Bis vor kurzem – und das zeigt sich in diesem Buch – konzentrierte sich bei den Kriegsenkeln das Interesse auf die eigenen Eltern. Weitgehend ausgeblendet wurde jener Teil deutscher Vergangenheit, der die Frage aufkommen lässt, ob die eigenen Großeltern sich womöglich als Profiteure oder Täter in Schuld verstrickten. Der ZDF-Dreiteiler »Unsere Mütter, unsere Väter« machte deutlich, in welchem Ausmaß in der NS-Zeit Menschen für ihre schlechtesten Seiten belohnt wurden, und wie selbstverständlich junge Leute als Folge der Nazipropaganda Verrat an Verfolgten begingen. Dieses Fernsehereignis hat in den Jahrgängen der Kriegsenkel für Unruhe gesorgt, weil ihnen klar wurde, wie wichtig es für die heutigen Familienbeziehungen ist, sich auch den Fragen nach Schuld zu stellen. Das Verleugnen war oft genug die Ursache für das Entstehen von Familienlegenden: Es durfte kein Schatten auf den guten Namen fallen.

Häufig haben die Kriegskinder ihre Eltern geschützt, viele tun es bis heute. Sie mögen es nicht, wenn sie dazu von ihren eigenen Kindern ausgefragt werden. Das ist verständlich. Aber wenn sie, die sich nichts so sehr wünschen wie Frieden auf der Welt, noch etwas zum Familienfrieden beitragen möchten, dann wäre es jetzt an der Zeit über ihren Schatten zu springen und zu sagen, was sie wissen. Wer soll nach ihnen noch Auskunft geben?

Im August 2013

Sabine Bode

Dank

Als ich »Die vergessene Generation. Die Kriegskinder brechen ihr Schweigen« schrieb, wünschte ich mir, das Buch würde Angehörige der Kriegskinder-Jahrgänge miteinander ins Gespräch bringen – was dann auch geschah. Womit ich nicht gerechnet hatte, war die große Resonanz der Kinder jener »vergessenen Generation«, also die Kinder der Kriegskinder, im Wesentlichen Angehörige der 1960er-Jahrgänge. Sie sagten, die Lektüre habe ihnen zu mehr Verständnis für ihre Eltern verholfen. Darüber hinaus signalisierten fast alle Kriegsenkel große Probleme mit Mutter oder Vater. Dabei waren die Töchter und Söhne schon zwischen 40 und 50 Jahre alt. Sie befanden sich also in einem Lebensabschnitt, in dem Menschen üblicherweise die Ablösung von ihren Eltern schon geraume Zeit hinter sich haben. Die im vorliegenden Buch wiedergegebenen Klagen über Mutter und Vater sind keine Schuldzuweisungen. Schon gar nicht handelt es sich eine pauschale Anklage gegen die Kriegskinder.
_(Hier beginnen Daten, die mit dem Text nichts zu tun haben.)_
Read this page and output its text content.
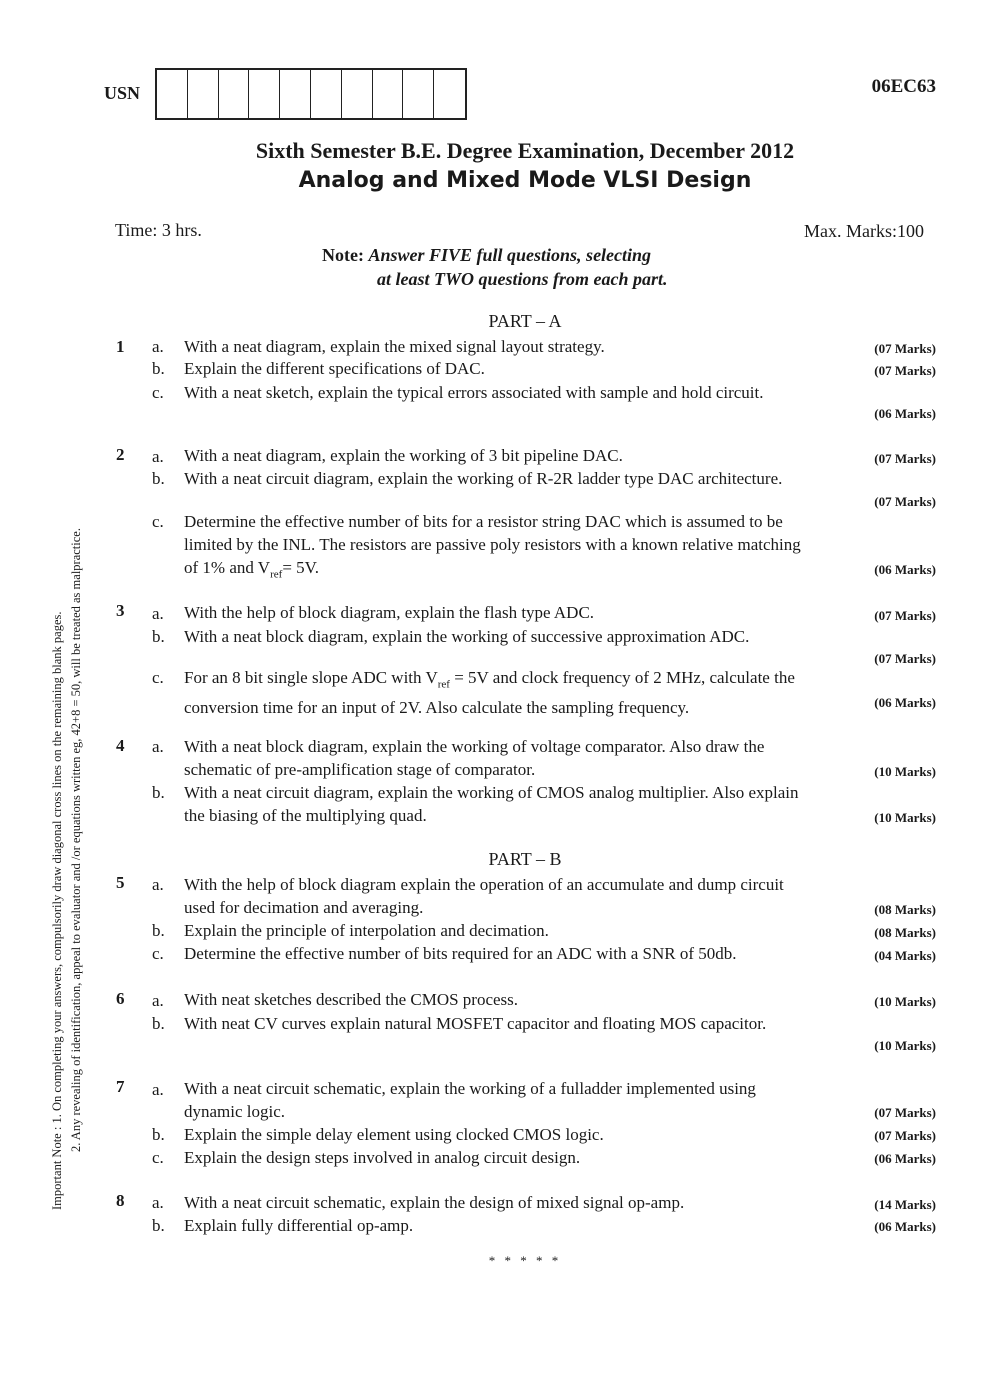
USN	06EC63
Sixth Semester B.E. Degree Examination, December 2012
Analog and Mixed Mode VLSI Design
Time: 3 hrs.	Max. Marks:100
Note: Answer FIVE full questions, selecting
at least TWO questions from each part.
Important Note : 1. On completing your answers, compulsorily draw diagonal cross lines on the remaining blank pages. 2. Any revealing of identification, appeal to evaluator and /or equations written eg, 42+8 = 50, will be treated as malpractice.
PART – A
1 a. With a neat diagram, explain the mixed signal layout strategy.	(07 Marks)
b. Explain the different specifications of DAC.	(07 Marks)
c. With a neat sketch, explain the typical errors associated with sample and hold circuit.
(06 Marks)
2 a. With a neat diagram, explain the working of 3 bit pipeline DAC.	(07 Marks)
b. With a neat circuit diagram, explain the working of R-2R ladder type DAC architecture.
(07 Marks)
c. Determine the effective number of bits for a resistor string DAC which is assumed to be
limited by the INL. The resistors are passive poly resistors with a known relative matching
of 1% and $V_{ref}= 5V$.	(06 Marks)
3 a. With the help of block diagram, explain the flash type ADC.	(07 Marks)
b. With a neat block diagram, explain the working of successive approximation ADC.
(07 Marks)
c. For an 8 bit single slope ADC with $V_{ref} = 5V$ and clock frequency of 2 MHz, calculate the
conversion time for an input of 2V. Also calculate the sampling frequency.	(06 Marks)
4 a. With a neat block diagram, explain the working of voltage comparator. Also draw the
schematic of pre-amplification stage of comparator.	(10 Marks)
b. With a neat circuit diagram, explain the working of CMOS analog multiplier. Also explain
the biasing of the multiplying quad.	(10 Marks)
PART – B
5 a. With the help of block diagram explain the operation of an accumulate and dump circuit
used for decimation and averaging.	(08 Marks)
b. Explain the principle of interpolation and decimation.	(08 Marks)
c. Determine the effective number of bits required for an ADC with a SNR of 50db.	(04 Marks)
6 a. With neat sketches described the CMOS process.	(10 Marks)
b. With neat CV curves explain natural MOSFET capacitor and floating MOS capacitor.
(10 Marks)
7 a. With a neat circuit schematic, explain the working of a fulladder implemented using
dynamic logic.	(07 Marks)
b. Explain the simple delay element using clocked CMOS logic.	(07 Marks)
c. Explain the design steps involved in analog circuit design.	(06 Marks)
8 a. With a neat circuit schematic, explain the design of mixed signal op-amp.	(14 Marks)
b. Explain fully differential op-amp.	(06 Marks)
* * * * *
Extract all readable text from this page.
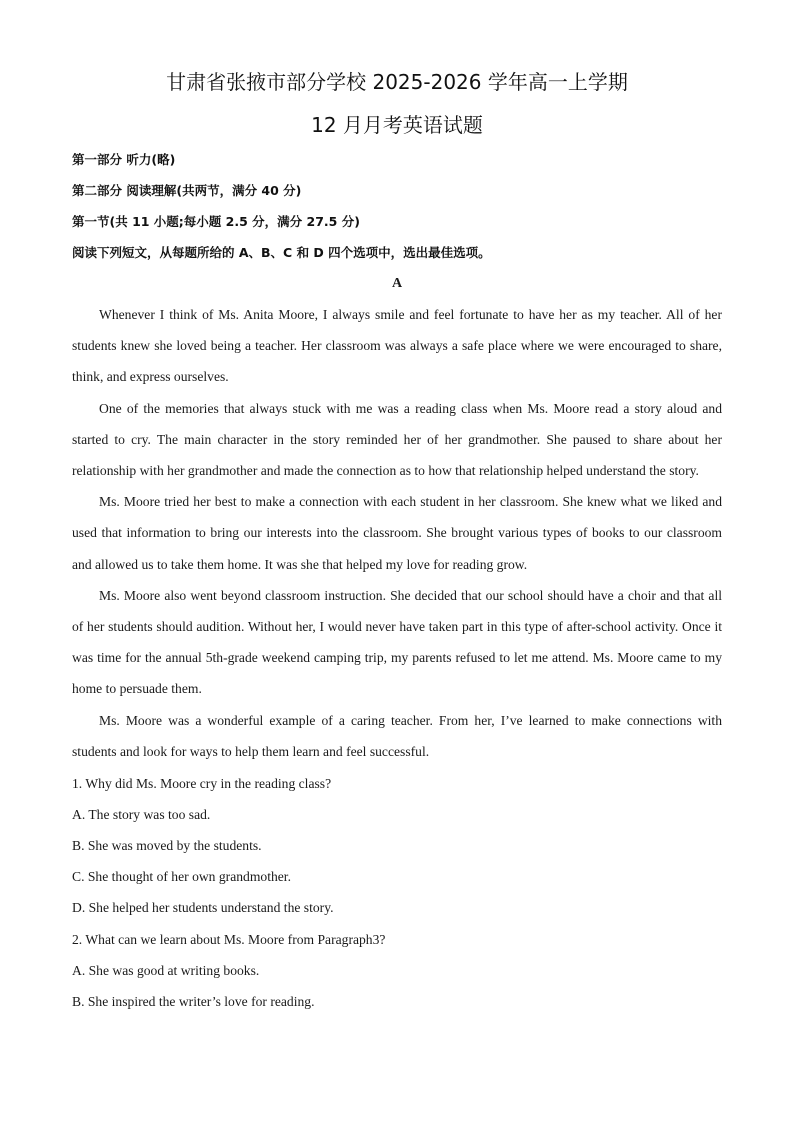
甘肃省张掖市部分学校 2025-2026 学年高一上学期
12 月月考英语试题
第一部分 听力(略)
第二部分 阅读理解(共两节，满分 40 分)
第一节(共 11 小题;每小题 2.5 分，满分 27.5 分)
阅读下列短文，从每题所给的 A、B、C 和 D 四个选项中，选出最佳选项。
A

Whenever I think of Ms. Anita Moore, I always smile and feel fortunate to have her as my teacher. All of her students knew she loved being a teacher. Her classroom was always a safe place where we were encouraged to share, think, and express ourselves.

One of the memories that always stuck with me was a reading class when Ms. Moore read a story aloud and started to cry. The main character in the story reminded her of her grandmother. She paused to share about her relationship with her grandmother and made the connection as to how that relationship helped understand the story.

Ms. Moore tried her best to make a connection with each student in her classroom. She knew what we liked and used that information to bring our interests into the classroom. She brought various types of books to our classroom and allowed us to take them home. It was she that helped my love for reading grow.

Ms. Moore also went beyond classroom instruction. She decided that our school should have a choir and that all of her students should audition. Without her, I would never have taken part in this type of after-school activity. Once it was time for the annual 5th-grade weekend camping trip, my parents refused to let me attend. Ms. Moore came to my home to persuade them.

Ms. Moore was a wonderful example of a caring teacher. From her, I’ve learned to make connections with students and look for ways to help them learn and feel successful.

1. Why did Ms. Moore cry in the reading class?
A. The story was too sad.
B. She was moved by the students.
C. She thought of her own grandmother.
D. She helped her students understand the story.
2. What can we learn about Ms. Moore from Paragraph3?
A. She was good at writing books.
B. She inspired the writer’s love for reading.
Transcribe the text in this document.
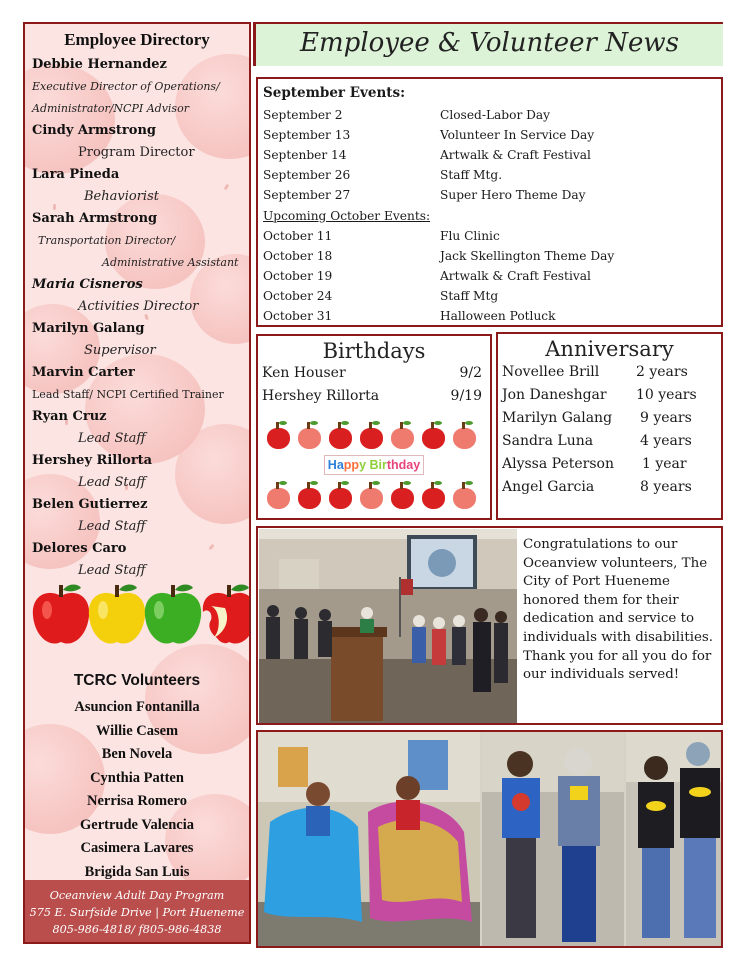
Employee Directory
Debbie Hernandez
Executive Director of Operations/
Administrator/NCPI Advisor
Cindy Armstrong
Program Director
Lara Pineda
Behaviorist
Sarah Armstrong
Transportation Director/
Administrative Assistant
Maria Cisneros
Activities Director
Marilyn Galang
Supervisor
Marvin Carter
Lead Staff/ NCPI Certified Trainer
Ryan Cruz
Lead Staff
Hershey Rillorta
Lead Staff
Belen Gutierrez
Lead Staff
Delores Caro
Lead Staff
TCRC Volunteers
Asuncion Fontanilla
Willie Casem
Ben Novela
Cynthia Patten
Nerrisa Romero
Gertrude Valencia
Casimera Lavares
Brigida San Luis
Oceanview Adult Day Program
575 E. Surfside Drive | Port Hueneme
805-986-4818/ f805-986-4838
Employee & Volunteer News
September Events:
September 2	Closed-Labor Day
September 13	Volunteer In Service Day
Septenber 14	Artwalk & Craft Festival
September 26	Staff Mtg.
September 27	Super Hero Theme Day
Upcoming October Events:
October 11	Flu Clinic
October 18	Jack Skellington Theme Day
October 19	Artwalk & Craft Festival
October 24	Staff Mtg
October 31	Halloween Potluck
Birthdays
Ken Houser	9/2
Hershey Rillorta	9/19
Happy Birthday
Anniversary
Novellee Brill	2 years
Jon Daneshgar 10 years
Marilyn Galang 9 years
Sandra Luna	4 years
Alyssa Peterson 1 year
Angel Garcia	8 years
Congratulations to our Oceanview volunteers, The City of Port Hueneme honored them for their dedication and service to individuals with disabilities. Thank you for all you do for our individuals served!
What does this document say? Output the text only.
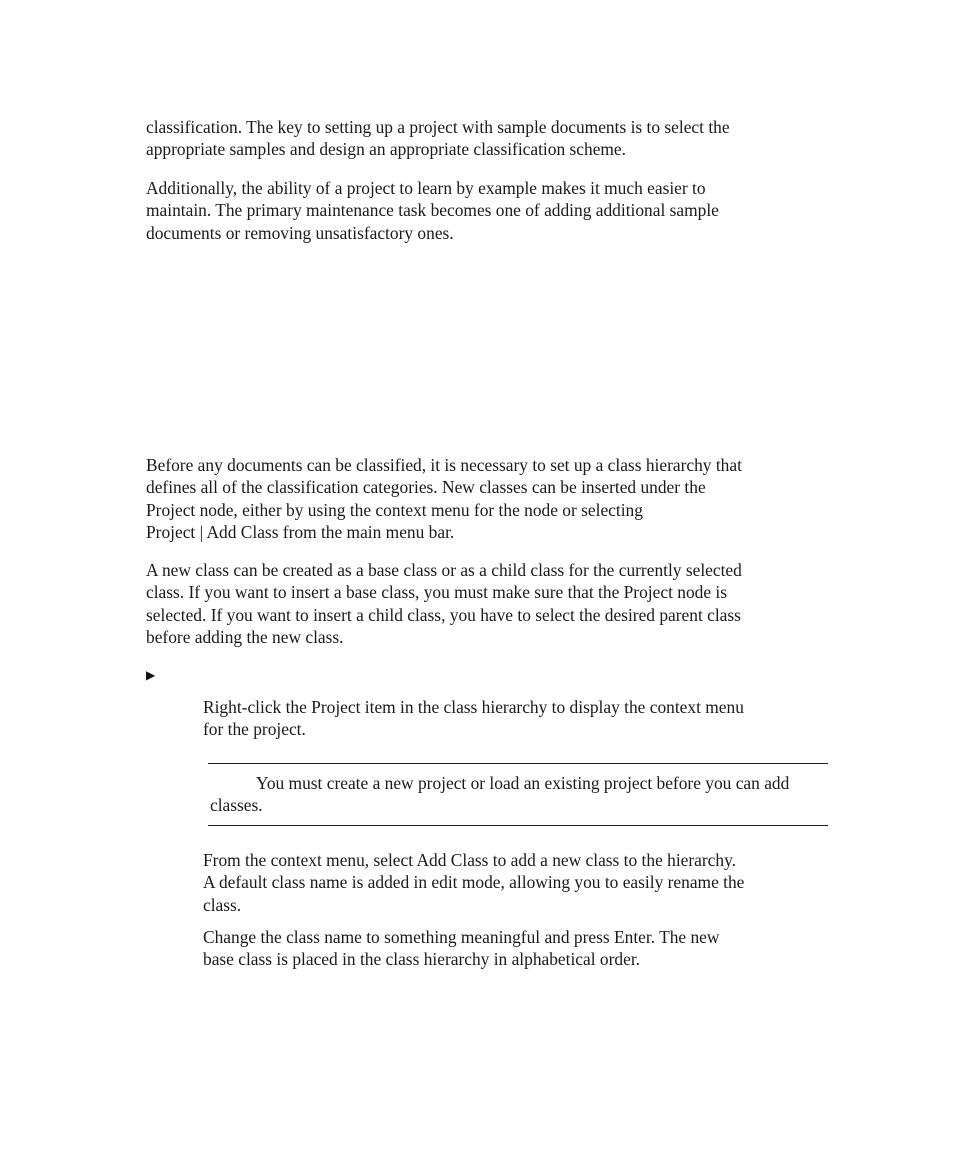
classification. The key to setting up a project with sample documents is to select the
appropriate samples and design an appropriate classification scheme.

Additionally, the ability of a project to learn by example makes it much easier to
maintain. The primary maintenance task becomes one of adding additional sample
documents or removing unsatisfactory ones.

Before any documents can be classified, it is necessary to set up a class hierarchy that
defines all of the classification categories. New classes can be inserted under the
Project node, either by using the context menu for the node or selecting
Project | Add Class from the main menu bar.

A new class can be created as a base class or as a child class for the currently selected
class. If you want to insert a base class, you must make sure that the Project node is
selected. If you want to insert a child class, you have to select the desired parent class
before adding the new class.

▶

Right-click the Project item in the class hierarchy to display the context menu
for the project.

You must create a new project or load an existing project before you can add classes.

From the context menu, select Add Class to add a new class to the hierarchy.
A default class name is added in edit mode, allowing you to easily rename the
class.

Change the class name to something meaningful and press Enter. The new
base class is placed in the class hierarchy in alphabetical order.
Gleichfalls berichteten viele Kriegsenkel von einem verunsicherten Lebensgefühl, von unauflösbaren Ängsten und Blockaden. Hatte man sich bis dahin als Generation ohne Eigenschaften gesehen, verblüffte und erleichterte die Kinder der Kriegskinder der Gedanke, offenbar doch generationsspezifische Probleme zu haben. Sie zogen daraus den Schluss, es könne sich lohnen, einem Themenkomplex auf den Grund zu gehen, der in der eigenen Altersgruppe auffällig oft anzutreffen ist.

Am Zustandekommen des vorliegenden Buches haben viele Menschen maßgeblich mitgewirkt, vor allem jene, die darin zahlreich zu Wort kommen – die Kriegsenkel selbst. Für ihre Bereitschaft und Offenheit danke ich ihnen sehr, denn ihre Erfahrungen, Einsichten und Bekenntnisse halfen mir, etwas zunächst schwer Fassbares zu begreifen. In ihnen sehe ich die Pionierinnen und Pioniere, die sich aufgemacht haben, die Spuren der deutschen Vergangenheit in ihrer Familiengeschichte und in ihrem eigenen Verhalten oder Vermeiden zu erforschen. Indem sie über ihre Lebenswege und Hemmnisse berichteten, tragen sie dazu bei, über ein noch wenig bekanntes gesellschaftliches Thema aufzuklären. Ihre Geschichten wurden anonymisiert und ihre geänderten Namen mit einem * gekennzeichnet.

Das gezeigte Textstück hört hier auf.